Hear that cracking sound? It could be spring bursting into bloom. Or it could be the sound of millions of high school senior hearts breaking over college rejection letters.
If your kid is one of them, here's how it feels: Their future? Shaken and blank. All that misery and sweat invested in the school grind? Wasted. The answer to their innermost question, "Am I worthy?" Delivered in that skinny envelope -- a thunderous "No."
Now parents, you're up. You've got before you one of the most powerful teachable moments ever. And even if you think your teen would rather skin themselves alive than have this conversation with you, just know that you are singularly qualified to help them grieve, reframe and move forward.
Here's how to do it:
Meet them fully in their private hell. Fight the impulse to gloss over or short-circuit their grief. Skip the: "You'll be fine" or "It's their loss." The key to getting over this is dealing with it, not denying or explaining it away. Remember, our kids have been raised on the notion that their entire lives so far have led to this. Help them identify their worst fears and fantasies about what they think this rejection means to their future. Then give them the comfort of knowing that you truly understand and feel their pain.
Tell the truth about your own hardest failures. As parents, our most profound moments of self-doubt and rejection are valuable currency to our kids. Sharing honestly connects us to them on an adult level and will help them normalize this fork in the road. Didn't make honors when all your friends did? Passed over for a promotion you were in line for at work? Got rejected from your top college choice? Our kids need to know that we know -- and have survived -- how lousy and afraid they feel right now. Our skeletons in the closet are the ticket.
Help them see the "Appearance vs. Reality" of this moment. Remember, this is the generation of kids that has been awarded trophies just for showing up to practice. For many of them, rejection this authoritative is staggering. It's not just their future that feels at stake, it's their identity. Create some context for them: This is not the foreshadowing of a new, failing trajectory. This is one answer coming from a very imperfect admissions process run by a stressed-out room of directors trying to figure out how to make objective choices out of impossibly subjective information.
Shed light on the link between college and success. A 2014 Gallup poll found that when it comes to hiring, a mere 9 percent of U.S. business leaders ranked where a candidate went to college as "very important." What does matter most to 84 percent of top employers? Knowledge and applied skills in the field. Then there's the question of knowing how to create a fulfilling life. As we adults know, everyone's got to crack that code for themselves, and one's alma mater is a small piece of the equation. Where you go to school isn't nearly as important as what you make of where you go.

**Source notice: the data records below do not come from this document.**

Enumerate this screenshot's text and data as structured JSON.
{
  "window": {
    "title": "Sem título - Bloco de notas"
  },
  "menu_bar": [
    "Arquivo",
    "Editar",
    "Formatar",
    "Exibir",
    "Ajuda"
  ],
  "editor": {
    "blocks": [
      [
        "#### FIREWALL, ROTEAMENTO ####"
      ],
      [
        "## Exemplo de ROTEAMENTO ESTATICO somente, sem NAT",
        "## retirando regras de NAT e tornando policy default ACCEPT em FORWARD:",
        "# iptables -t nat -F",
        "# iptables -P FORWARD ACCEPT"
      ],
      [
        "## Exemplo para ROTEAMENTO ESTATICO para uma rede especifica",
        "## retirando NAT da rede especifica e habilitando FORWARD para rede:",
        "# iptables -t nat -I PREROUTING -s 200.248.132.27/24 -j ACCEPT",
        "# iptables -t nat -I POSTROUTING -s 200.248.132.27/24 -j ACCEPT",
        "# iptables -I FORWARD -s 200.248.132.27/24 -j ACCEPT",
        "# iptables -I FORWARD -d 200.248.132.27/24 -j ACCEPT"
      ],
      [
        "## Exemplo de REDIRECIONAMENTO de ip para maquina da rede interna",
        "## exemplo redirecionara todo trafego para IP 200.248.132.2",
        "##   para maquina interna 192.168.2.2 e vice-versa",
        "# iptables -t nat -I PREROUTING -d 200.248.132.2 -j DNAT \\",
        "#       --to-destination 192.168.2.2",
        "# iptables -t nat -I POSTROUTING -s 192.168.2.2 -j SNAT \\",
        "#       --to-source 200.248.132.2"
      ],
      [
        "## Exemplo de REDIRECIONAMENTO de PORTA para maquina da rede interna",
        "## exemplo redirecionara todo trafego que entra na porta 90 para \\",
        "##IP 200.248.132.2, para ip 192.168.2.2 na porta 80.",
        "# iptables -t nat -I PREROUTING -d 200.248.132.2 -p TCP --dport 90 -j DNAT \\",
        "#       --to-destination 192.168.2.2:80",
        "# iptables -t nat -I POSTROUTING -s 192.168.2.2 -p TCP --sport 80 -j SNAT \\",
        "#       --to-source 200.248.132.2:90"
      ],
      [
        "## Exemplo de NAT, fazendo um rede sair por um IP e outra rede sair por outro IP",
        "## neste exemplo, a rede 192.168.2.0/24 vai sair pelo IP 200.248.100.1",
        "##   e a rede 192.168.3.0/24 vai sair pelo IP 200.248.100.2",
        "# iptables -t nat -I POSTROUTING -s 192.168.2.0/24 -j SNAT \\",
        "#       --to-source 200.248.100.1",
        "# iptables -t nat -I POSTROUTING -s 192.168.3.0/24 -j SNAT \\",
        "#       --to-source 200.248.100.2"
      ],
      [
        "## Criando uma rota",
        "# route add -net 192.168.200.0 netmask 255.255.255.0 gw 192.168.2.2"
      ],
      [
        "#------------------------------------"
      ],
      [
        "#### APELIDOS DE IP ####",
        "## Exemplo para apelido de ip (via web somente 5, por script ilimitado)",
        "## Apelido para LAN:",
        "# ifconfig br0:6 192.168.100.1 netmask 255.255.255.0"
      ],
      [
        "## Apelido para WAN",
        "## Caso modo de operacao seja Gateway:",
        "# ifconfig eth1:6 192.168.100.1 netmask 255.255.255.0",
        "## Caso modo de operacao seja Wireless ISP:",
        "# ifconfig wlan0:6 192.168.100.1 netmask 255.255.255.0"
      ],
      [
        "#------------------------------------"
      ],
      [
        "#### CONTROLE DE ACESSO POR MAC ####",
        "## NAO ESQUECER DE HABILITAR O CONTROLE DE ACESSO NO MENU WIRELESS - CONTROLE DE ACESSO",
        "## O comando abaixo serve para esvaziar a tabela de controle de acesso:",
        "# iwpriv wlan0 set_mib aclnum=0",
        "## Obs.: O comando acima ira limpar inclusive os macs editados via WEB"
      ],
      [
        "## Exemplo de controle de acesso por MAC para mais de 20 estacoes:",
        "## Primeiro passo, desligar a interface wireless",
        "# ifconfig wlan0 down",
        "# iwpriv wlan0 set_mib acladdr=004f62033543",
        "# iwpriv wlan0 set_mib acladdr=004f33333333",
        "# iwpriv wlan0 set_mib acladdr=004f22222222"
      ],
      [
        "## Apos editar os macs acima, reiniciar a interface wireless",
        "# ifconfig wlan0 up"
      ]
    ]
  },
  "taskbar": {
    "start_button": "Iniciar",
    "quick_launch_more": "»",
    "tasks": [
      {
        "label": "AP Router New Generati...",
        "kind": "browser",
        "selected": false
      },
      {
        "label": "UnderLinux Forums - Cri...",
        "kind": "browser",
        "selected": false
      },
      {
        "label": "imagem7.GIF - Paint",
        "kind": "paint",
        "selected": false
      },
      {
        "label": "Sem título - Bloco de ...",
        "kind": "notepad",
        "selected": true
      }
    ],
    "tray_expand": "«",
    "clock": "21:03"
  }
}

Help them see that a life story is never revealed in the moment. We live our lives in chapters whose bigger picture is revealed only over time. I always thought that I was born to go to Brown University. I knew it from the age of 12. It was my singular, youthful ambition. And yet, I was rejected while my two best friends got in. Devastated doesn't begin to describe what I felt. Reflecting back, I can see that the most joyous, important things in my life today -- my husband, kids and community -- would not have come about if I had gotten in to Brown. All roads lead to where you are. There's no telling what good may come from that skinny envelope.
Reassure them that their hard work has not been wasted. New research shows that the true predictors for a successful life are resilience, flexibility and persistence. All three are learned through failure, not success. Mention this now and they might kill you. But in a few weeks, without a word, email them this: http://www.huffingtonpost.com/2014/02/18/the-9-essential-qualitie_n_4760403.html?utm_hp_ref=email_share
Show them the road ahead. Reframed with the right perspective, this rejection is a pointer towards their next step. After coming to terms with the hand they've been dealt, your teen's job is to get excited about diving into the myriad of options they do have. The trick is to help them see the truth: They are in control. This is their life -- their move. The world is just as huge, wide open and waiting for them as it always was. And they've still got everything they need to end up right where they're meant to be.